Dr. Samelson-Jones is a pediatric hematologist dedicated to improving the lives of children with bleeding and clotting disorders. He received his doctorate training in protein biophysics at Albert Einstein College of Medicine where he provided the first molecular description of the interaction between nitric oxide and indoleamine 2,3-dioxygenase, a critical enzyme in immune tolerance. He completed clinical training at the Children’s National Medical Center and Children’s Hospital of Philadelphia.

His research at CHOP helped establish the gain-of-function coagulation factor IX variant Padua as the standard transgene for gene therapy for hemophilia B. He was the first to characterize the biochemical basis of the hyperactivity of factor IX Padua, and he helped run the first successful clinical gene therapy trial using factor IX Padua. The first regulatory approved gene therapeutics for hemophilia B are anticipated to use factor IX Padua.

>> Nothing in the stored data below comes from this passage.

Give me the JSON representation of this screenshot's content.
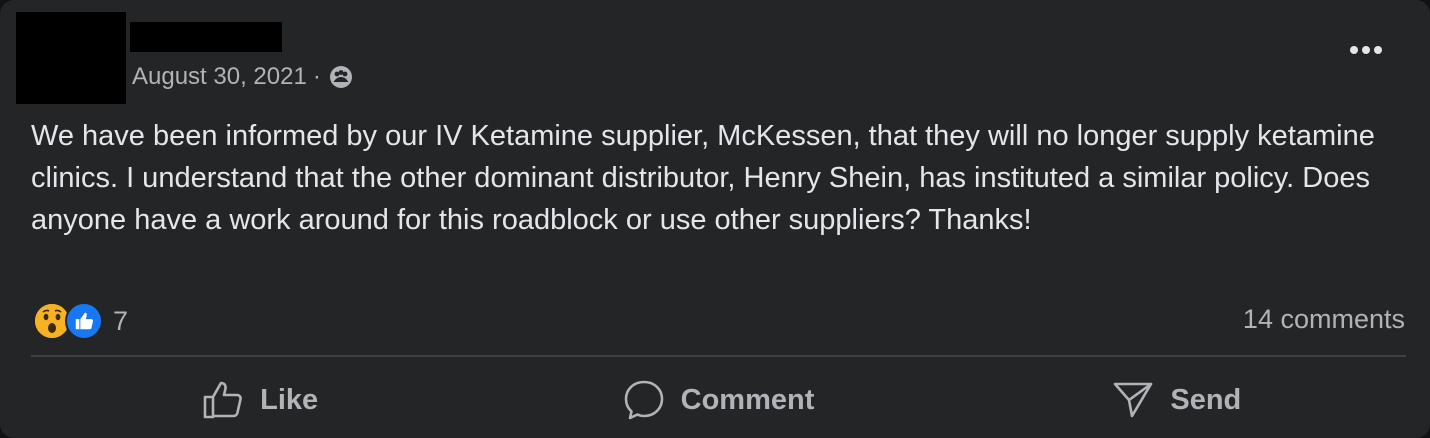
{
  "post": {
    "date": "August 30, 2021",
    "separator": "·",
    "audience_icon": "group-audience-icon",
    "more_icon": "more-options-icon",
    "body": "We have been informed by our IV Ketamine supplier, McKessen, that they will no longer supply ketamine clinics. I understand that the other dominant distributor, Henry Shein, has instituted a similar policy. Does anyone have a work around for this roadblock or use other suppliers? Thanks!"
  },
  "reactions": {
    "icons": [
      "wow-reaction-icon",
      "like-reaction-icon"
    ],
    "count": "7"
  },
  "comments": {
    "label": "14 comments"
  },
  "actions": {
    "like": "Like",
    "comment": "Comment",
    "send": "Send"
  },
  "colors": {
    "background": "#242526",
    "text_primary": "#e4e6eb",
    "text_secondary": "#b0b3b8",
    "like_blue": "#1877f2",
    "wow_yellow": "#f7b125"
  }
}
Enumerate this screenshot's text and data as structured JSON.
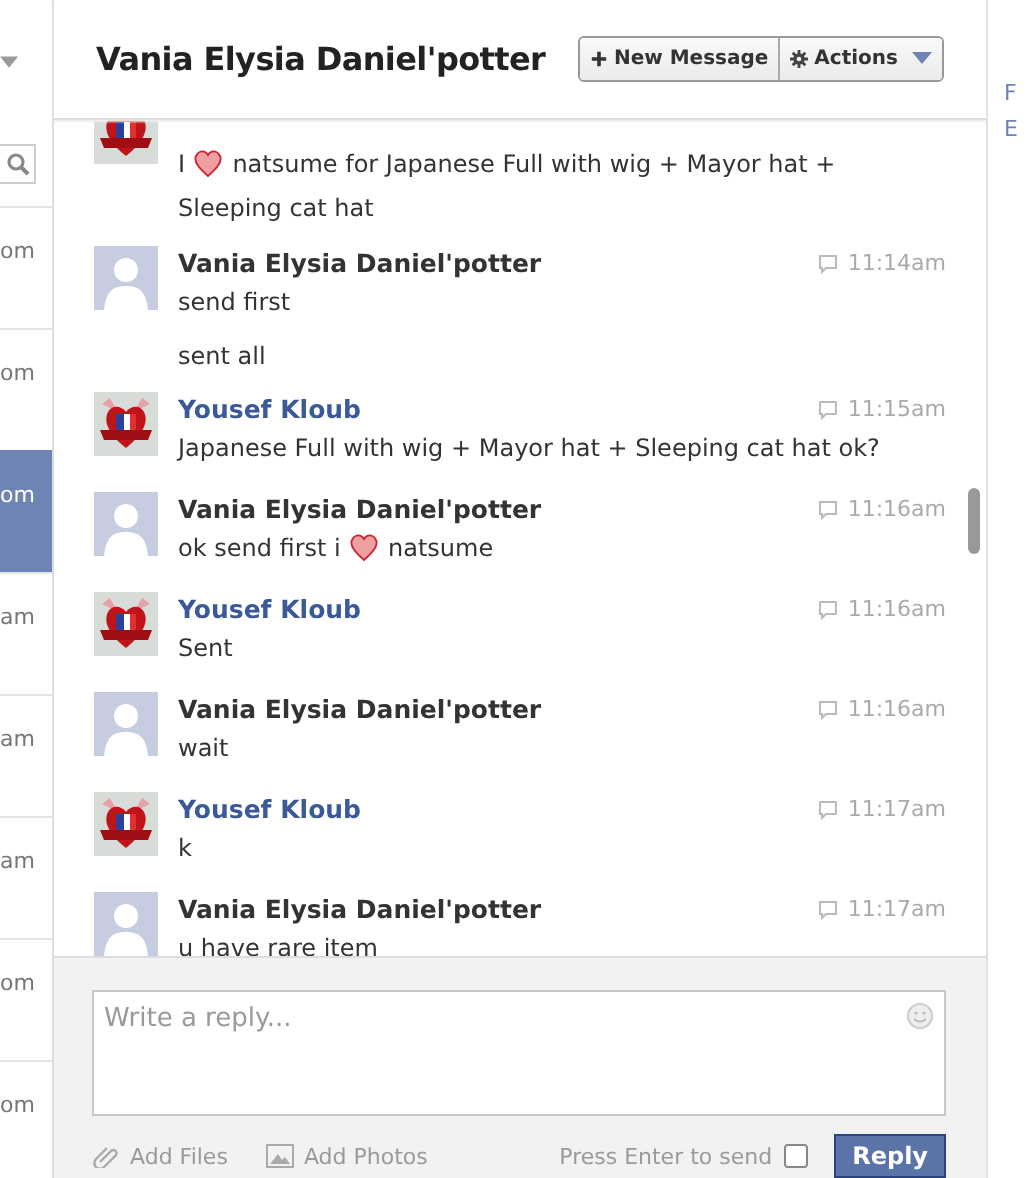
{
  "sidebar": {
    "items": [
      {
        "label": "om",
        "selected": false
      },
      {
        "label": "om",
        "selected": false
      },
      {
        "label": "om",
        "selected": true
      },
      {
        "label": "am",
        "selected": false
      },
      {
        "label": "am",
        "selected": false
      },
      {
        "label": "am",
        "selected": false
      },
      {
        "label": "om",
        "selected": false
      },
      {
        "label": "om",
        "selected": false
      }
    ]
  },
  "header": {
    "title": "Vania Elysia Daniel'potter",
    "buttons": [
      {
        "kind": "new",
        "label": "New Message"
      },
      {
        "kind": "actions",
        "label": "Actions"
      }
    ]
  },
  "messages": [
    {
      "kind": "me",
      "partial": true,
      "lines": [
        [
          {
            "kind": "text",
            "text": "I"
          },
          {
            "kind": "heart"
          },
          {
            "kind": "text",
            "text": "natsume for Japanese Full with wig + Mayor hat + Sleeping cat hat"
          }
        ]
      ]
    },
    {
      "kind": "them",
      "sender": "Vania Elysia Daniel'potter",
      "time": "11:14am",
      "lines": [
        [
          {
            "kind": "text",
            "text": "send first"
          }
        ],
        [
          {
            "kind": "text",
            "text": "sent all"
          }
        ]
      ]
    },
    {
      "kind": "me",
      "sender": "Yousef Kloub",
      "time": "11:15am",
      "lines": [
        [
          {
            "kind": "text",
            "text": "Japanese Full with wig + Mayor hat + Sleeping cat hat ok?"
          }
        ]
      ]
    },
    {
      "kind": "them",
      "sender": "Vania Elysia Daniel'potter",
      "time": "11:16am",
      "lines": [
        [
          {
            "kind": "text",
            "text": "ok send first i"
          },
          {
            "kind": "heart"
          },
          {
            "kind": "text",
            "text": "natsume"
          }
        ]
      ]
    },
    {
      "kind": "me",
      "sender": "Yousef Kloub",
      "time": "11:16am",
      "lines": [
        [
          {
            "kind": "text",
            "text": "Sent"
          }
        ]
      ]
    },
    {
      "kind": "them",
      "sender": "Vania Elysia Daniel'potter",
      "time": "11:16am",
      "lines": [
        [
          {
            "kind": "text",
            "text": "wait"
          }
        ]
      ]
    },
    {
      "kind": "me",
      "sender": "Yousef Kloub",
      "time": "11:17am",
      "lines": [
        [
          {
            "kind": "text",
            "text": "k"
          }
        ]
      ]
    },
    {
      "kind": "them",
      "sender": "Vania Elysia Daniel'potter",
      "time": "11:17am",
      "lines": [
        [
          {
            "kind": "text",
            "text": "u have rare item"
          }
        ]
      ]
    }
  ],
  "composer": {
    "placeholder": "Write a reply...",
    "add_files": "Add Files",
    "add_photos": "Add Photos",
    "enter_label": "Press Enter to send",
    "enter_checked": false,
    "reply": "Reply"
  },
  "right_panel": {
    "lines": [
      "F",
      "E"
    ]
  }
}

Dr. Samelson-Jones has also studied other approaches to improve gene therapy for hemophilia. He delineated a deleterious interaction between the intracellular protease furin and coagulation factor VIII and demonstrated that bioengineering factor VIII to avoid furin improves gene therapy for hemophilia A. He has also investigated the consequences of immunosuppression on adeno associated viral vector gene therapy and established that concomitant intensive T cell directed immunosuppression and vector administration increases the risk of immune complications.

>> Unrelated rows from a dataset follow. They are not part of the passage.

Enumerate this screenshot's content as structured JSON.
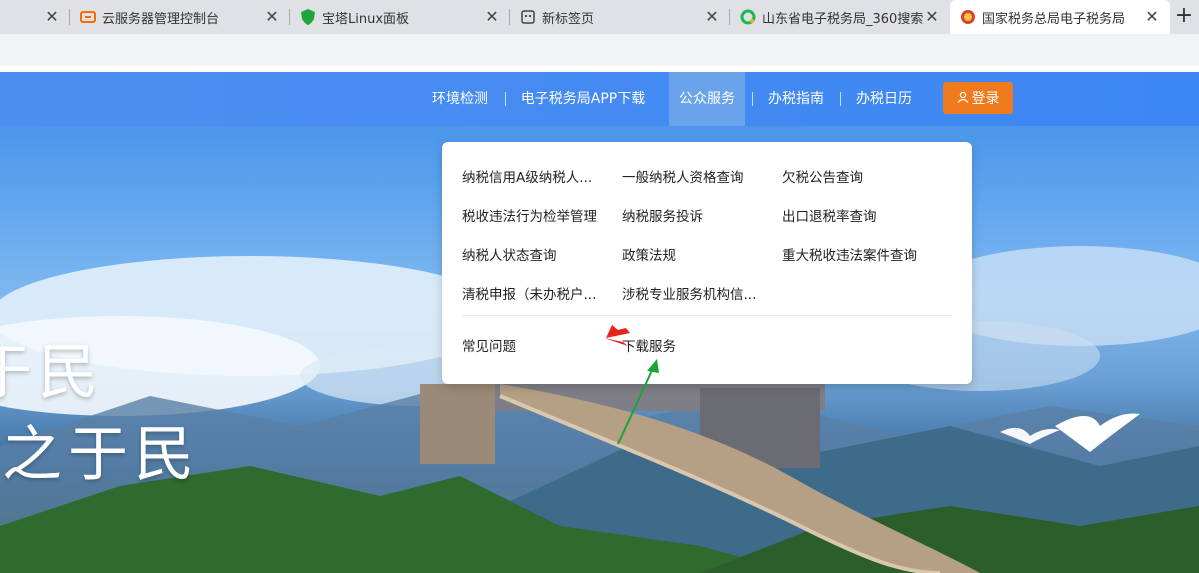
{
  "browser": {
    "tabs": [
      {
        "title": "云服务器管理控制台",
        "icon": "aliyun-icon"
      },
      {
        "title": "宝塔Linux面板",
        "icon": "bt-shield-icon"
      },
      {
        "title": "新标签页",
        "icon": "newtab-grid-icon"
      },
      {
        "title": "山东省电子税务局_360搜索",
        "icon": "search360-icon"
      },
      {
        "title": "国家税务总局电子税务局",
        "icon": "tax-emblem-icon",
        "active": true
      }
    ],
    "close_glyph": "✕",
    "new_tab_glyph": "+"
  },
  "nav": {
    "items": [
      "环境检测",
      "电子税务局APP下载",
      "公众服务",
      "办税指南",
      "办税日历"
    ],
    "active": "公众服务",
    "login_label": "登录",
    "login_icon": "user-icon"
  },
  "hero": {
    "slogan_line1": "于民",
    "slogan_line2": "用之于民"
  },
  "dropdown": {
    "items": [
      "纳税信用A级纳税人...",
      "一般纳税人资格查询",
      "欠税公告查询",
      "税收违法行为检举管理",
      "纳税服务投诉",
      "出口退税率查询",
      "纳税人状态查询",
      "政策法规",
      "重大税收违法案件查询",
      "清税申报（未办税户...",
      "涉税专业服务机构信..."
    ],
    "bottom_items": [
      "常见问题",
      "下载服务"
    ]
  },
  "colors": {
    "navbar": "#3c86f3",
    "login_button": "#f07a1e",
    "annotation_red": "#e8231c",
    "annotation_green": "#1aa33a"
  }
}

BA, Amherst College (Physics), 2001

MD, Albert Einstein College of Medicine, 2009

PhD, Albert Einstein College of Medicine (Biophysics), 2009

Pediatric Residency, Children's National Medical Center, 2012

Hematology and Oncology Fellowship, Children's Hospital of Philadelphia, 2015

Assistant Professor, Perelman School of Medicine at the University of Pennsylvania

Member, The Raymond G. Perelman Center for Cellular and Molecular Therapeutics (CCMT), University of Pennsylvania School of Medicine

Associate Director, Clinical In Vivo Gene Therapy, Children's Hospital of Philadelphia

Phi Beta Kappa

Sigma Xi

American Academy of Pediatrics

American Society of Hematology

American Society of Pediatric Hematology and Oncology

The American Board of Pediatrics

Hemostasis and Thrombosis Research Society

International Society of Thrombosis and Haemostasis

American Society of Gene and Cell Therapy

The American Board of Pediatrics and its Sub-board of Pediatric Hematology-Oncology

The Basset Physics Prize, 1999

Dean of Faculty Fellowship for Student Research, 2000

The William Warren Stifler Physics Prize, 2001

Society of Porphyrins and Phthalocyanines Student Assistance Grant, 2006

Medical Student Teaching Award, 2011

Thrombosis-Hemostasis Summit of North America (THSNA) Travel Award, 2014

Children’s Hospital of Philadelphia Research Poster Day Prize, 2015

Outstanding Poster Presentation Award, American Society of Gene and Cell Therapy, 2018

Thrombosis-Hemostasis Summit of North America (THSNA) Young Investigator Award, 2020

Distinguished Teaching Award for Hematology, Children's Hospital of Philadelphia, 2021

Association for the Advancement of Blood and Biotherapies (AABB) Scholar Award, 2022

Translating mechanistic insights into Intrinsic Xase function
NIH/NHLBI
2024-2029
The goal of this work is to elucidate the molecular interactions and assembly of the intrinsic Xase complex and develop new therapies for hemophilia A, hemophilia B, and factor X deficiency. Novel therapeutic approaches being explored include gene transfer and repurposing bispecific antibodies.

Immune tolerance induction by AAV-FVIII gene therapy for canine hemophilia A with inhibitors
NIH/NHLBI
2021-2026
The overall goal of this proposal is to use AAV liver gene therapy for the treatment of hemophilia A complicated by inhibitory antibodies to FVIII using novel high inhibitor risk canine models of hemophilia A. Unique to this approach is that after eradication of inhibitors and induction of immune tolerance, AAV-mediated continuous expression of the FVIII will improve the disease bleeding phenotype. Thus, the success of this approach will impact other diseases complicated by the antibodies to the therapeutic protein.